Le ministre de l'Intérieur préconise de "mettre derrière les barreaux" tous les clandestins africains afin de "protéger le caractère juif de l'Etat d'Israël".
Une manifestation qui a dégénéré en violences racistes à Tel Aviv a déclenché jeudi 24 mai une polémique sur la présence en Israël de quelque 60.000 immigrants clandestins, la plupart Soudanais et Erythréens, entrés via le Sinaï égyptien.
Mercredi soir, un millier d'Israéliens avaient défilé dans le quartier défavorisé de Hatikva [l'espoir en hébreux, qui est également le nom l'hymne israélien, NDLR], situé dans le sud de Tel Aviv, aux cris de "Les Soudanais au Soudan" et autres slogans xénophobes.
Certains des manifestants ont attaqué et pillé des magasins tenus par des Africains et endommagé plusieurs voitures transportant des immigrés, selon la police, qui a arrêté 20 manifestants.
Le Premier ministre Benjamin Netanyahou a condamné ces violences, affirmant qu'elles n'avaient "aucune place" en Israël, tout en s'engageant à "résoudre de façon responsable" le problème de l'immigration clandestine.

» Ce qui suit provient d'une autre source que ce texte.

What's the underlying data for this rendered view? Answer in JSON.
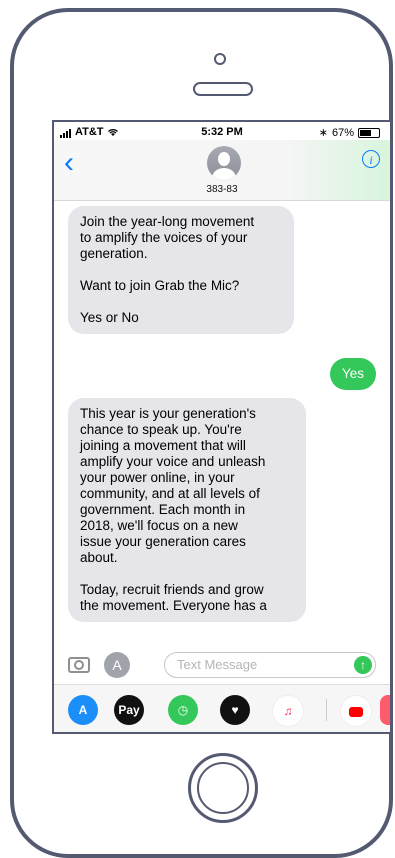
{
  "status": {
    "carrier": "AT&T",
    "time": "5:32 PM",
    "battery": "67%",
    "battery_level": 0.67,
    "bluetooth_icon": "bluetooth-icon",
    "wifi_icon": "wifi-icon"
  },
  "nav": {
    "back_icon": "chevron-left-icon",
    "contact_name": "383-83",
    "info_icon": "info-icon"
  },
  "messages": [
    {
      "direction": "in",
      "paragraphs": [
        "Join the year-long movement\nto amplify the voices of your\ngeneration.",
        "Want to join Grab the Mic?",
        "Yes or No"
      ]
    },
    {
      "direction": "out",
      "paragraphs": [
        "Yes"
      ]
    },
    {
      "direction": "in",
      "paragraphs": [
        "This year is your generation's\nchance to speak up. You're\njoining a movement that will\namplify your voice and unleash\nyour power online, in your\ncommunity, and at all levels of\ngovernment. Each month in\n2018, we'll focus on a new\nissue your generation cares\nabout.",
        "Today, recruit friends and grow\nthe movement. Everyone has a"
      ]
    }
  ],
  "input": {
    "placeholder": "Text Message",
    "camera_icon": "camera-icon",
    "apps_icon": "app-store-icon",
    "send_icon": "arrow-up-icon"
  },
  "apps": [
    {
      "name": "app-store-icon",
      "label": "",
      "color": "#1c8ef9"
    },
    {
      "name": "apple-pay-icon",
      "label": "Pay",
      "color": "#111111"
    },
    {
      "name": "clock-icon",
      "label": "",
      "color": "#34c759"
    },
    {
      "name": "heart-icon",
      "label": "",
      "color": "#111111"
    },
    {
      "name": "music-icon",
      "label": "♫",
      "color": "#ffffff"
    },
    {
      "name": "youtube-icon",
      "label": "",
      "color": "#ffffff"
    },
    {
      "name": "partial-app-icon",
      "label": "",
      "color": "#ff5a6e"
    }
  ],
  "colors": {
    "ios_blue": "#0a7aff",
    "imessage_green": "#34c759",
    "bubble_gray": "#e5e5ea",
    "frame": "#545a72"
  }
}
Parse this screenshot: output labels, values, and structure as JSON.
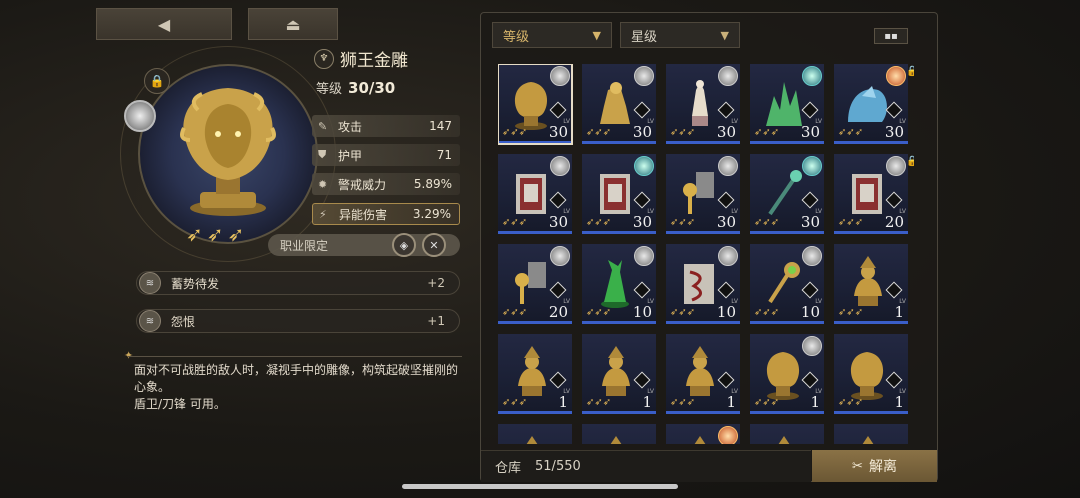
{
  "nav": {
    "back_icon": "◀",
    "home_icon": "⏏"
  },
  "item": {
    "name": "狮王金雕",
    "level_label": "等级",
    "level_value": "30/30",
    "stars": "➶➶➶",
    "stats": [
      {
        "icon": "✎",
        "label": "攻击",
        "value": "147"
      },
      {
        "icon": "⛊",
        "label": "护甲",
        "value": "71"
      },
      {
        "icon": "✹",
        "label": "警戒威力",
        "value": "5.89%"
      },
      {
        "icon": "⚡",
        "label": "异能伤害",
        "value": "3.29%"
      }
    ],
    "job_label": "职业限定",
    "skills": [
      {
        "label": "蓄势待发",
        "value": "+2"
      },
      {
        "label": "怨恨",
        "value": "+1"
      }
    ],
    "description_1": "面对不可战胜的敌人时，凝视手中的雕像，构筑起破坚摧刚的心象。",
    "description_2": "盾卫/刀锋 可用。"
  },
  "filters": {
    "level": "等级",
    "star": "星级"
  },
  "inventory": {
    "cells": [
      {
        "type": "lion",
        "num": "30",
        "badge": "grey",
        "sel": true
      },
      {
        "type": "gold-rider",
        "num": "30",
        "badge": "grey"
      },
      {
        "type": "white-statue",
        "num": "30",
        "badge": "grey"
      },
      {
        "type": "crystal",
        "num": "30",
        "badge": "teal"
      },
      {
        "type": "blue-lion",
        "num": "30",
        "badge": "orange",
        "lock": true
      },
      {
        "type": "book",
        "num": "30",
        "badge": "grey"
      },
      {
        "type": "book",
        "num": "30",
        "badge": "teal"
      },
      {
        "type": "key",
        "num": "30",
        "badge": "grey"
      },
      {
        "type": "scepter",
        "num": "30",
        "badge": "teal"
      },
      {
        "type": "book",
        "num": "20",
        "badge": "grey",
        "lock": true
      },
      {
        "type": "key",
        "num": "20",
        "badge": "grey"
      },
      {
        "type": "green-statue",
        "num": "10",
        "badge": "grey"
      },
      {
        "type": "red-book",
        "num": "10",
        "badge": "grey"
      },
      {
        "type": "green-key",
        "num": "10",
        "badge": "grey"
      },
      {
        "type": "bust",
        "num": "1",
        "badge": "none"
      },
      {
        "type": "bust",
        "num": "1",
        "badge": "none"
      },
      {
        "type": "bust",
        "num": "1",
        "badge": "none"
      },
      {
        "type": "bust",
        "num": "1",
        "badge": "none"
      },
      {
        "type": "lion",
        "num": "1",
        "badge": "grey"
      },
      {
        "type": "lion",
        "num": "1",
        "badge": "none"
      },
      {
        "type": "bust",
        "num": "",
        "badge": "none"
      },
      {
        "type": "bust",
        "num": "",
        "badge": "none"
      },
      {
        "type": "bust",
        "num": "",
        "badge": "orange"
      },
      {
        "type": "bust",
        "num": "",
        "badge": "none"
      },
      {
        "type": "bust",
        "num": "",
        "badge": "none"
      }
    ]
  },
  "footer": {
    "warehouse_label": "仓库",
    "warehouse_count": "51/550",
    "dismantle_label": "解离",
    "dismantle_icon": "✂"
  },
  "colors": {
    "accent_gold": "#d6b46a",
    "rarity_blue": "#3a5ec8"
  }
}
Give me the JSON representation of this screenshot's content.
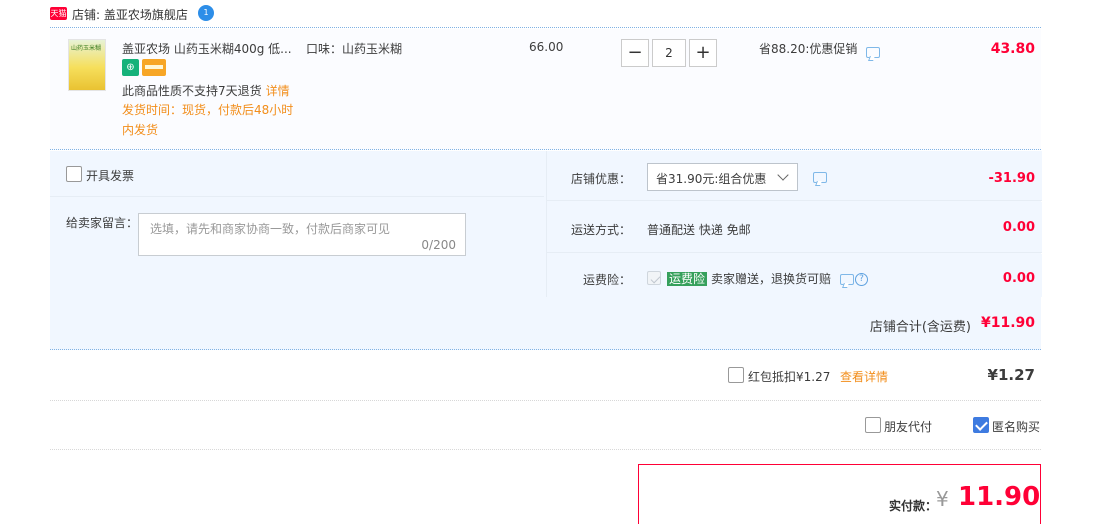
{
  "store": {
    "tmall_badge": "天猫",
    "label": "店铺: 盖亚农场旗舰店",
    "wangwang_badge": "1"
  },
  "item": {
    "thumb_text": "山药玉米糊",
    "title": "盖亚农场 山药玉米糊400g 低...",
    "badge_icons": [
      "guarantee-icon",
      "card-icon"
    ],
    "note": "此商品性质不支持7天退货",
    "note_link": "详情",
    "ship_time": "发货时间：现货，付款后48小时内发货",
    "sku": "口味：山药玉米糊",
    "unit_price": "66.00",
    "qty_minus": "−",
    "quantity": "2",
    "qty_plus": "+",
    "promo": "省88.20:优惠促销",
    "total": "43.80"
  },
  "options": {
    "invoice_label": "开具发票",
    "memo_label": "给卖家留言：",
    "memo_placeholder": "选填，请先和商家协商一致，付款后商家可见",
    "memo_count": "0/200",
    "discount_label": "店铺优惠：",
    "discount_selected": "省31.90元:组合优惠",
    "discount_amount": "-31.90",
    "shipping_label": "运送方式：",
    "shipping_value": "普通配送 快递 免邮",
    "shipping_amount": "0.00",
    "insurance_label": "运费险：",
    "insurance_tag": "运费险",
    "insurance_text": "卖家赠送，退换货可赔",
    "insurance_help": "?",
    "insurance_amount": "0.00",
    "store_total_label": "店铺合计(含运费)",
    "store_total": "¥11.90"
  },
  "hongbao": {
    "label": "红包抵扣¥1.27",
    "link": "查看详情",
    "value": "¥1.27"
  },
  "pay_options": {
    "friend_pay": "朋友代付",
    "anonymous": "匿名购买"
  },
  "actual_pay": {
    "label": "实付款：",
    "yen": "¥",
    "value": "11.90"
  },
  "colors": {
    "price_red": "#ff0036",
    "link_orange": "#f28e1b",
    "section_blue": "#f1f7ff",
    "check_blue": "#3e7be0"
  }
}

Nous achèverons la construction du mur d'ici quelques mois et nous commencerons bientôt à renvoyer les immigrés dans leurs pays d'origine", a promis Benjamin Netanyahou, en référence à la clôture de 250 km qu'Israël est en train de construire le long de sa frontière avec l'Egypte, très poreuse car passant en plein désert du Sinaï.

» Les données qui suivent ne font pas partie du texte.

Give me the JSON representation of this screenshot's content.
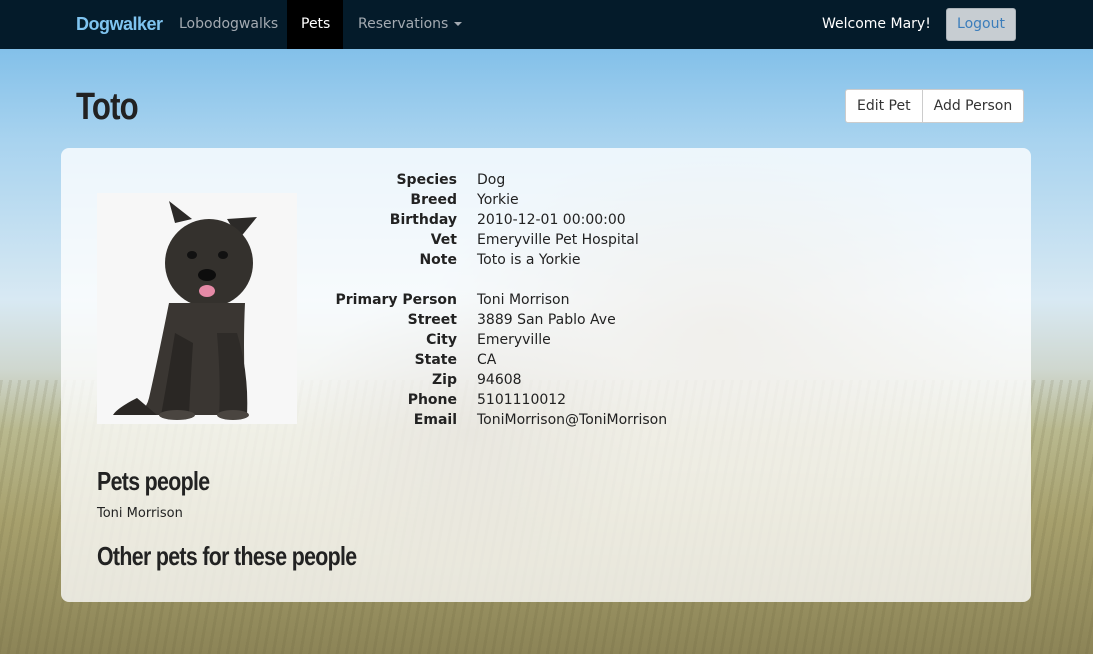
{
  "navbar": {
    "brand": "Dogwalker",
    "items": [
      {
        "label": "Lobodogwalks"
      },
      {
        "label": "Pets"
      },
      {
        "label": "Reservations"
      }
    ],
    "welcome": "Welcome Mary!",
    "logout": "Logout"
  },
  "page": {
    "title": "Toto",
    "buttons": {
      "edit_pet": "Edit Pet",
      "add_person": "Add Person"
    }
  },
  "pet": {
    "fields": [
      {
        "label": "Species",
        "value": "Dog"
      },
      {
        "label": "Breed",
        "value": "Yorkie"
      },
      {
        "label": "Birthday",
        "value": "2010-12-01 00:00:00"
      },
      {
        "label": "Vet",
        "value": "Emeryville Pet Hospital"
      },
      {
        "label": "Note",
        "value": "Toto is a Yorkie"
      }
    ]
  },
  "person": {
    "fields": [
      {
        "label": "Primary Person",
        "value": "Toni Morrison"
      },
      {
        "label": "Street",
        "value": "3889 San Pablo Ave"
      },
      {
        "label": "City",
        "value": "Emeryville"
      },
      {
        "label": "State",
        "value": "CA"
      },
      {
        "label": "Zip",
        "value": "94608"
      },
      {
        "label": "Phone",
        "value": "5101110012"
      },
      {
        "label": "Email",
        "value": "ToniMorrison@ToniMorrison"
      }
    ]
  },
  "sections": {
    "pets_people_heading": "Pets people",
    "pets_people": [
      "Toni Morrison"
    ],
    "other_pets_heading": "Other pets for these people"
  },
  "colors": {
    "navbar": "#041b2a",
    "brand": "#7fc4f0",
    "link": "#3b7dbb"
  }
}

Selon le ministère de l'Intérieur, 62.000 immigrés clandestins se sont "infiltrés" depuis 2006 en Israël en provenance surtout du Soudan, du Soudan du Sud et d'Erythrée. Conscience morale du pays, le président Shimon Pérès a jugé que la haine des étrangers était "contraire aux enseignements du judaïsme" et que la violence n'était "pas la solution" face aux difficultés des habitants des zones sud de Tel Aviv.

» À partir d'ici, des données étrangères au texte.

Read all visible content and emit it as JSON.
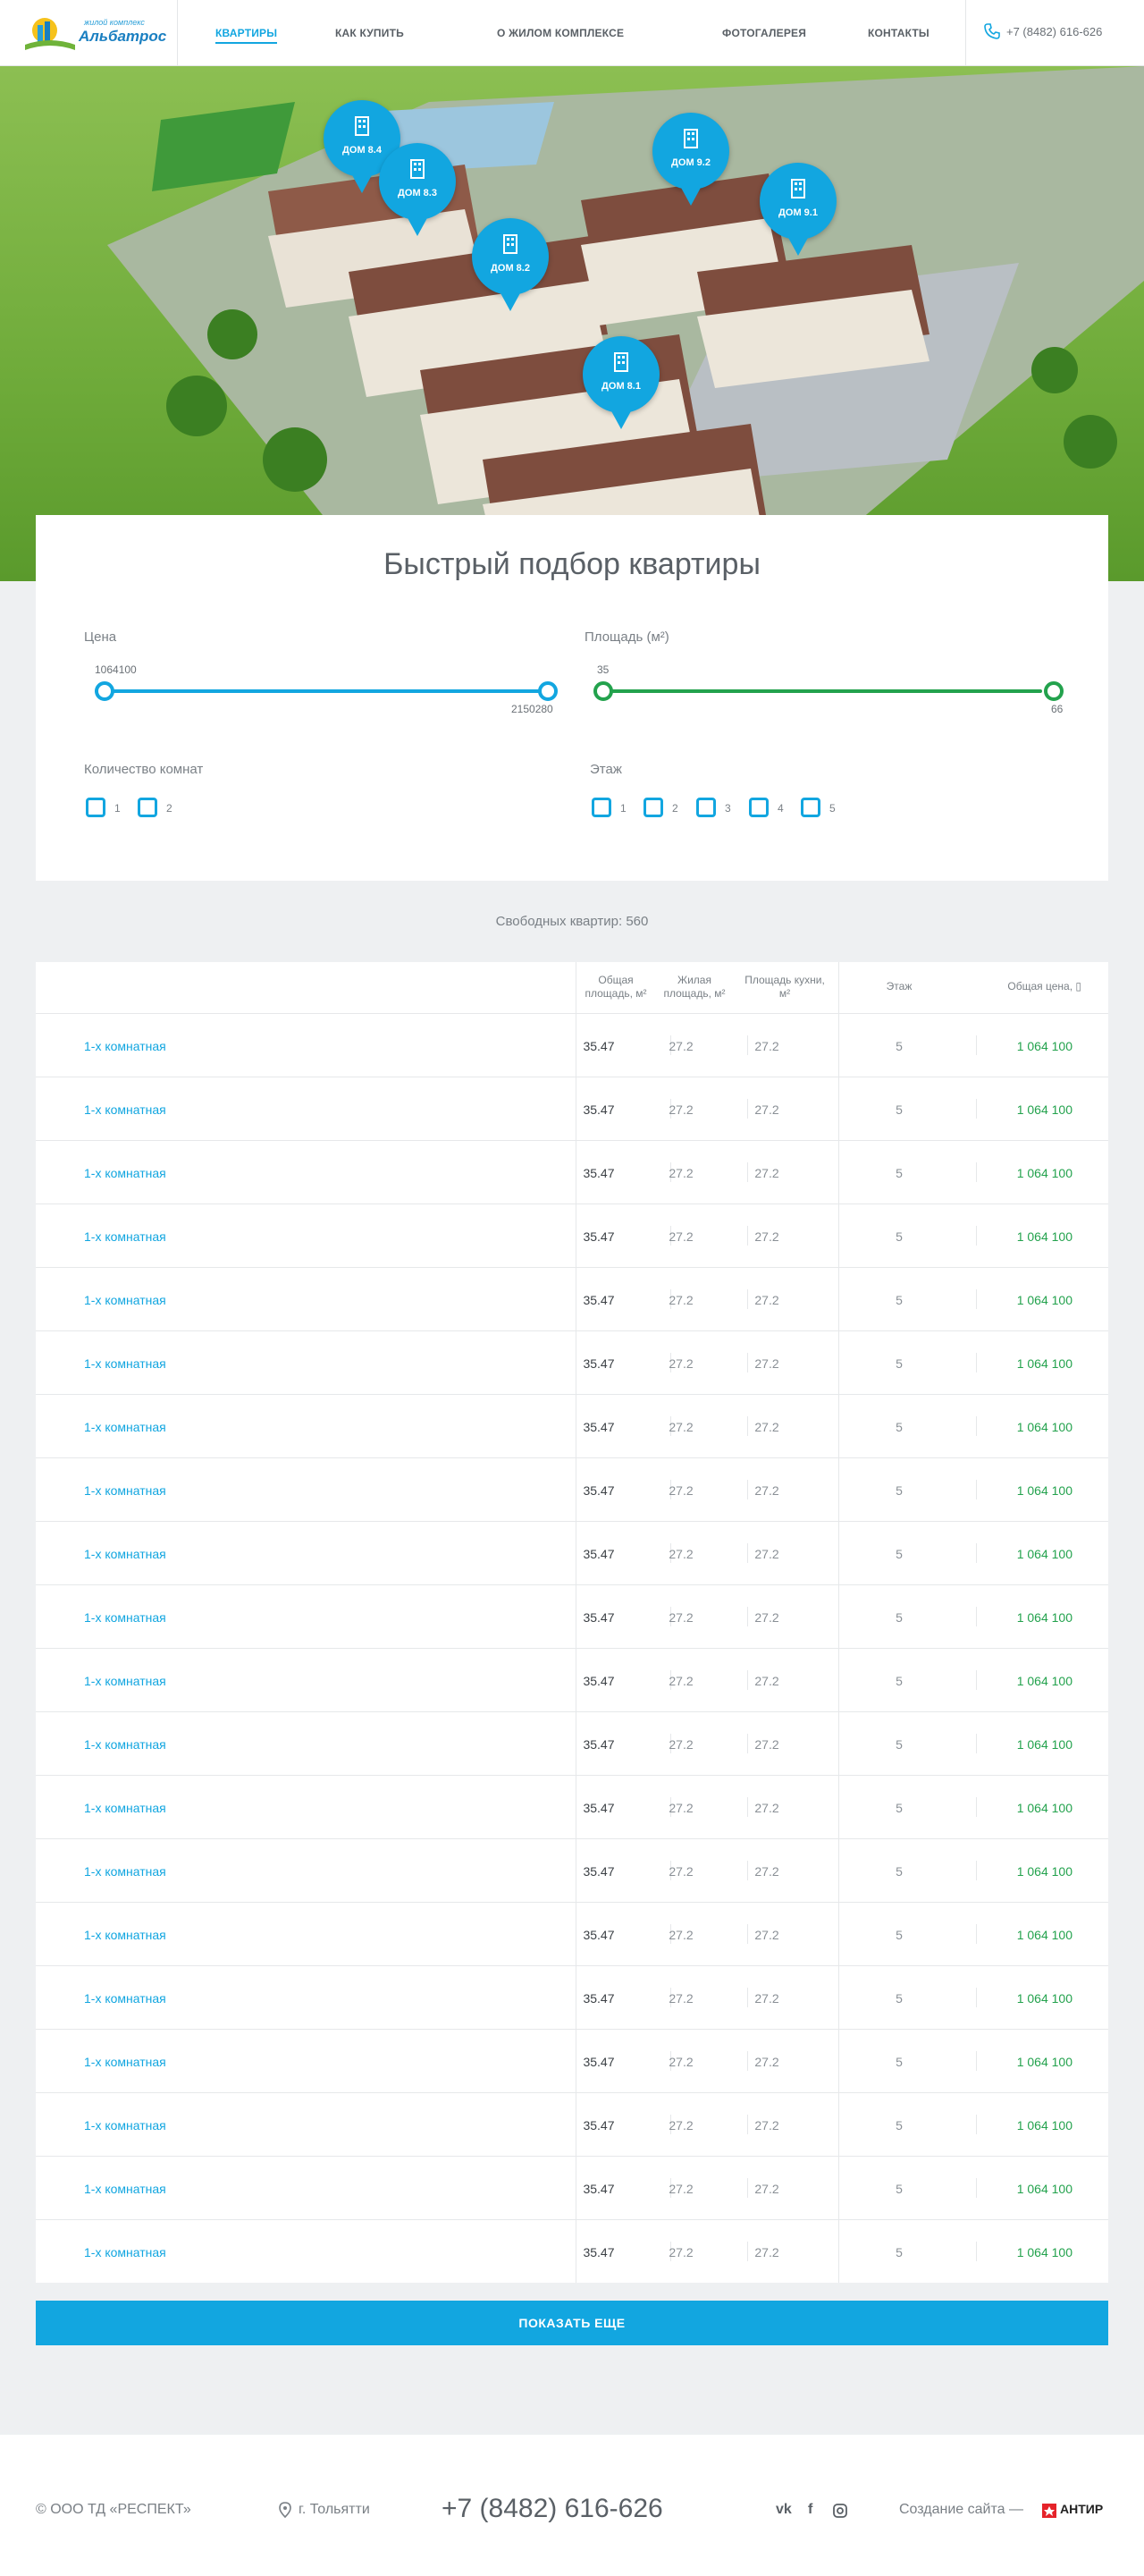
{
  "header": {
    "logo_sub": "жилой комплекс",
    "logo_name": "Альбатрос",
    "nav": [
      {
        "label": "КВАРТИРЫ",
        "active": true
      },
      {
        "label": "КАК КУПИТЬ",
        "active": false
      },
      {
        "label": "О ЖИЛОМ КОМПЛЕКСЕ",
        "active": false
      },
      {
        "label": "ФОТОГАЛЕРЕЯ",
        "active": false
      },
      {
        "label": "КОНТАКТЫ",
        "active": false
      }
    ],
    "phone": "+7 (8482) 616-626",
    "phone_icon": "phone-icon"
  },
  "hero": {
    "pins": [
      "ДОМ 8.4",
      "ДОМ 8.3",
      "ДОМ 8.2",
      "ДОМ 8.1",
      "ДОМ 9.2",
      "ДОМ 9.1"
    ],
    "pin_icon": "building-icon"
  },
  "filter": {
    "title": "Быстрый подбор квартиры",
    "price": {
      "label": "Цена",
      "min": "1064100",
      "max": "2150280"
    },
    "area": {
      "label": "Площадь (м²)",
      "min": "35",
      "max": "66"
    },
    "rooms": {
      "label": "Количество комнат",
      "options": [
        "1",
        "2"
      ]
    },
    "floor": {
      "label": "Этаж",
      "options": [
        "1",
        "2",
        "3",
        "4",
        "5"
      ]
    }
  },
  "free_count": "Свободных квартир: 560",
  "table": {
    "headers": {
      "total": [
        "Общая",
        "площадь, м²"
      ],
      "living": [
        "Жилая",
        "площадь, м²"
      ],
      "kitchen": [
        "Площадь кухни,",
        "м²"
      ],
      "floor": "Этаж",
      "price": "Общая цена, ▯"
    },
    "rows": [
      {
        "name": "1-х комнатная",
        "total": "35.47",
        "living": "27.2",
        "kitchen": "27.2",
        "floor": "5",
        "price": "1 064 100"
      },
      {
        "name": "1-х комнатная",
        "total": "35.47",
        "living": "27.2",
        "kitchen": "27.2",
        "floor": "5",
        "price": "1 064 100"
      },
      {
        "name": "1-х комнатная",
        "total": "35.47",
        "living": "27.2",
        "kitchen": "27.2",
        "floor": "5",
        "price": "1 064 100"
      },
      {
        "name": "1-х комнатная",
        "total": "35.47",
        "living": "27.2",
        "kitchen": "27.2",
        "floor": "5",
        "price": "1 064 100"
      },
      {
        "name": "1-х комнатная",
        "total": "35.47",
        "living": "27.2",
        "kitchen": "27.2",
        "floor": "5",
        "price": "1 064 100"
      },
      {
        "name": "1-х комнатная",
        "total": "35.47",
        "living": "27.2",
        "kitchen": "27.2",
        "floor": "5",
        "price": "1 064 100"
      },
      {
        "name": "1-х комнатная",
        "total": "35.47",
        "living": "27.2",
        "kitchen": "27.2",
        "floor": "5",
        "price": "1 064 100"
      },
      {
        "name": "1-х комнатная",
        "total": "35.47",
        "living": "27.2",
        "kitchen": "27.2",
        "floor": "5",
        "price": "1 064 100"
      },
      {
        "name": "1-х комнатная",
        "total": "35.47",
        "living": "27.2",
        "kitchen": "27.2",
        "floor": "5",
        "price": "1 064 100"
      },
      {
        "name": "1-х комнатная",
        "total": "35.47",
        "living": "27.2",
        "kitchen": "27.2",
        "floor": "5",
        "price": "1 064 100"
      },
      {
        "name": "1-х комнатная",
        "total": "35.47",
        "living": "27.2",
        "kitchen": "27.2",
        "floor": "5",
        "price": "1 064 100"
      },
      {
        "name": "1-х комнатная",
        "total": "35.47",
        "living": "27.2",
        "kitchen": "27.2",
        "floor": "5",
        "price": "1 064 100"
      },
      {
        "name": "1-х комнатная",
        "total": "35.47",
        "living": "27.2",
        "kitchen": "27.2",
        "floor": "5",
        "price": "1 064 100"
      },
      {
        "name": "1-х комнатная",
        "total": "35.47",
        "living": "27.2",
        "kitchen": "27.2",
        "floor": "5",
        "price": "1 064 100"
      },
      {
        "name": "1-х комнатная",
        "total": "35.47",
        "living": "27.2",
        "kitchen": "27.2",
        "floor": "5",
        "price": "1 064 100"
      },
      {
        "name": "1-х комнатная",
        "total": "35.47",
        "living": "27.2",
        "kitchen": "27.2",
        "floor": "5",
        "price": "1 064 100"
      },
      {
        "name": "1-х комнатная",
        "total": "35.47",
        "living": "27.2",
        "kitchen": "27.2",
        "floor": "5",
        "price": "1 064 100"
      },
      {
        "name": "1-х комнатная",
        "total": "35.47",
        "living": "27.2",
        "kitchen": "27.2",
        "floor": "5",
        "price": "1 064 100"
      },
      {
        "name": "1-х комнатная",
        "total": "35.47",
        "living": "27.2",
        "kitchen": "27.2",
        "floor": "5",
        "price": "1 064 100"
      },
      {
        "name": "1-х комнатная",
        "total": "35.47",
        "living": "27.2",
        "kitchen": "27.2",
        "floor": "5",
        "price": "1 064 100"
      }
    ]
  },
  "show_more": "ПОКАЗАТЬ ЕЩЕ",
  "footer": {
    "copyright": "© ООО ТД «РЕСПЕКТ»",
    "city": "г. Тольятти",
    "phone": "+7 (8482) 616-626",
    "social": [
      "vk-icon",
      "facebook-icon",
      "instagram-icon"
    ],
    "made_by": "Создание сайта —",
    "studio": "АНТИР"
  }
}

Jeudi, les Africains étaient peu nombreux au marché du quartier Hatikva. "Il y a 70% de Noirs en moins ce matin", s'est réjoui un propriétaire d'une petite boutique de vêtements.
Selon cet Israélien de 24 ans, qui a préféré rester anonyme, l'affluence d'Africains provoque un sentiment d'insécurité chez les habitants les plus âgés. "Ma grand-mère a quitté le quartier après qu'un Africain soit rentré chez elle. Même moi j'ai peur", a-t-il témoigné.
La seule solution est de les renvoyer chez eux", insistait une Israélienne du quartier. "Nous avons peur de sortir de chez nous. Leur situation pousse ces clandestins à faire des choses terribles."
A la suite d'une récente vague de criminalité impliquant des immigrés, un vif débat s'est engagé sur le nombre des immigrés d'Afrique noire en Israël. Le ministre de l'Intérieur, Elie Yishaï, chef du parti religieux Shass, a même préconisé de "mettre derrière les barreaux" tous les clandestins africains afin de "protéger la caractère juif de l'Etat d'Israël". Si le gouvernement n'agit pas, "ils seront bientôt un demi-million, voire un million", a prévenu le ministre.
Une députée du Likoud, le parti de droite de Benjamin Netanyahu, Miri Regev, qui a participé à la manifestation de mercredi, a assimilé les clandestins à "un cancer qui prolifère".
Incitation à la haine raciale
En revanche, le maire de gauche de Tel Aviv-Jaffa, Ron Huldaï, a estimé que si le gouvernement permettait aux immigrés clandestins de s'installer à Tel Aviv, il fallait "leur donner les moyens de vivre en leur permettant de travailler".
Yariv Oppenheimer, le dirigeant de l'association antidiscrimination La Paix Maintenant, a demandé au procureur général d'engager des poursuites pour "incitation à la haine raciale" à l'encontre des députés du Likoud présents à la manifestation.
Deux rassemblements antiracistes ont réuni quelques centaines de personnes à Tel Aviv et à Jérusalem, près de la résidence du Premier ministre. "Le racisme est un cancer" et "Nous sommes tous des réfugiés", proclamaient des pancartes.